Некоторые откровения духов, полученные постукиванием стола или при посредстве впавшего в транс медиума, настолько вздорны, столько в них чепухи, и иногда они бывают так возмутительно вульгарны и банальны, что, кажется, начинаешь понимать Гюисманса, называвшего сеансы подобного рода помойной ямой для отбросов с того света.

Значит ли это, что все мы должны согласиться с мнением одного гипнотизера, сказавшего, что спиритизм «не имеет ни идей, ни фактов, ничего…» Лично я думаю иначе; по-моему, спиритизм заключает в себе целую новую психологию и некоторую часть физики, граничащую с психологией. Наиболее искусные исследователи пользовались для своих научных открытий спиритическими явлениями. Правда, спиритизм только продолжает и популяризирует средневековый оккультизм и древнюю магию. Поскольку в спиритизме заключаются явления магнетизма, он привлек внимание к изучению искусственного сна, гипноза и внушения. Сложные проблемы личности, сумасшествия и сновидений сделались яснее, когда стали производить наблюдения над «воплощающими медиумами», одержимыми, подобно языческим колдуньям, каким-то посторонним духом.
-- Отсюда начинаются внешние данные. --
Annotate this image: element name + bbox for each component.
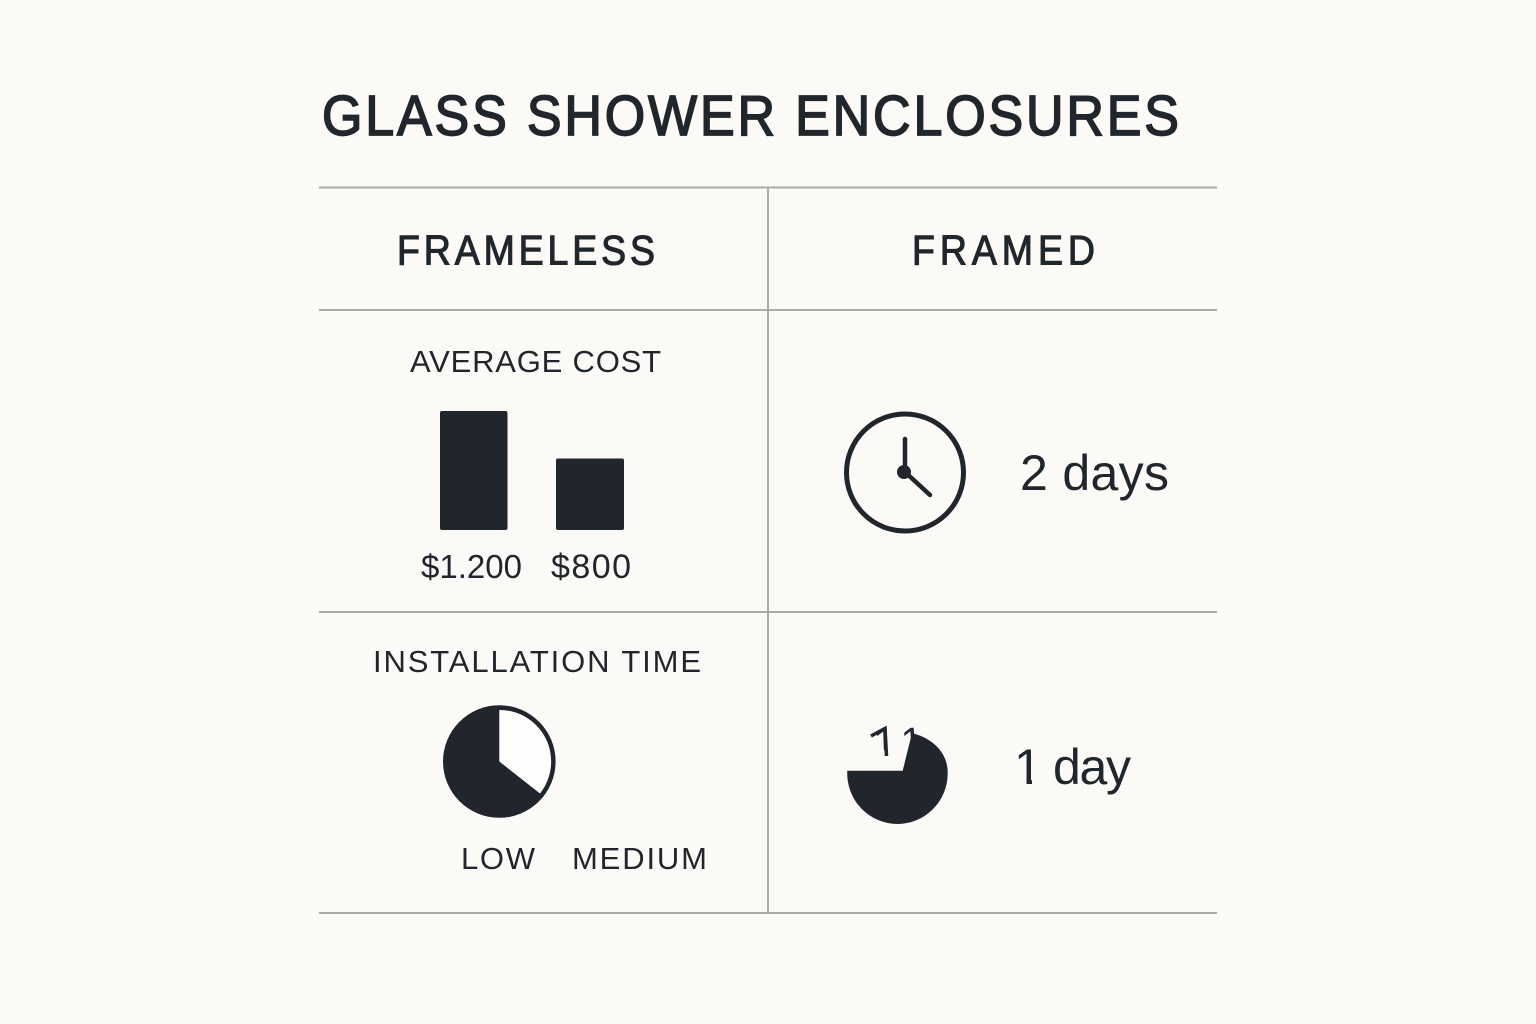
panel: installation time (373, 644, 707, 876)
panel: framed installation duration (846, 414, 1169, 531)
pie label: low: LOW (461, 841, 536, 876)
column heading: framed: FRAMED (912, 228, 1095, 274)
icon: clock (846, 414, 964, 531)
icon: partial pie with clipped numerals: 1 (873, 720, 897, 765)
installation time label: INSTALLATION TIME (373, 644, 701, 679)
duration: 1 day: 1 day (1014, 739, 1131, 795)
duration: 2 days: 2 days (1020, 445, 1169, 501)
icon: partial pie with clipped numerals (847, 720, 948, 824)
average cost label: AVERAGE COST (410, 344, 661, 379)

Экстериоризация, которую в наше время пытаются объяснить рационально, почти механически, была хорошо известна колдунам и одержимым, объяснявшим ее действием невидимых сущностей.

Телепатия (призраки живых людей) тоже тесно связана со спиритизмом. Темные и светлые таинственные силы многим перестали казаться выдумкой, когда все могли познакомиться с общедоступными чудесами спиритизма. Наконец, изучая спиритизм, мы встречаемся с намеком на новое открытие, которое, конечно, не замедлит подвергнуться точному исследованию; я говорю об «экстериоризации мысли». Мысль – это сила; она накопляется, умножается, действует на то, что мы называем материей, и может излучаться вокруг нас. Говорящие столы нам прямо показывают, когда нет обмана, что духи живых людей по крайней мере могут вибрировать и вне своей телесной оболочки и давать впечатление нового существа. По моему личному долгому опыту я убедился, что это действительно верно. На сеансах спиритизма и магии из самих нас исходят неведомые нам силы, которые могут появляться перед нами и отвечать на вопросы, как совершенно чужие нам силы. Ограничивается ли этим наша экстериоризация? Не можем ли мы, психически оставив наше тело, войти в соприкосновение с неведомыми сущностями?

Здесь окружены мы тайной, и головокружительные мысли подстерегают нас… Все же я пойду дальше: спиритизм напомнил нам, какое значение в мире живых имеет память о мертвых и их постоянное влияние; в темных и огрубевших душах нашего времени спиритизм разбудил чувство бессмертия, без которого я не допускаю высшего человечества. Думаю, что из-за этого можно забыть ложность самой доктрины и нелепости, связанные со спиритическими исследованиями.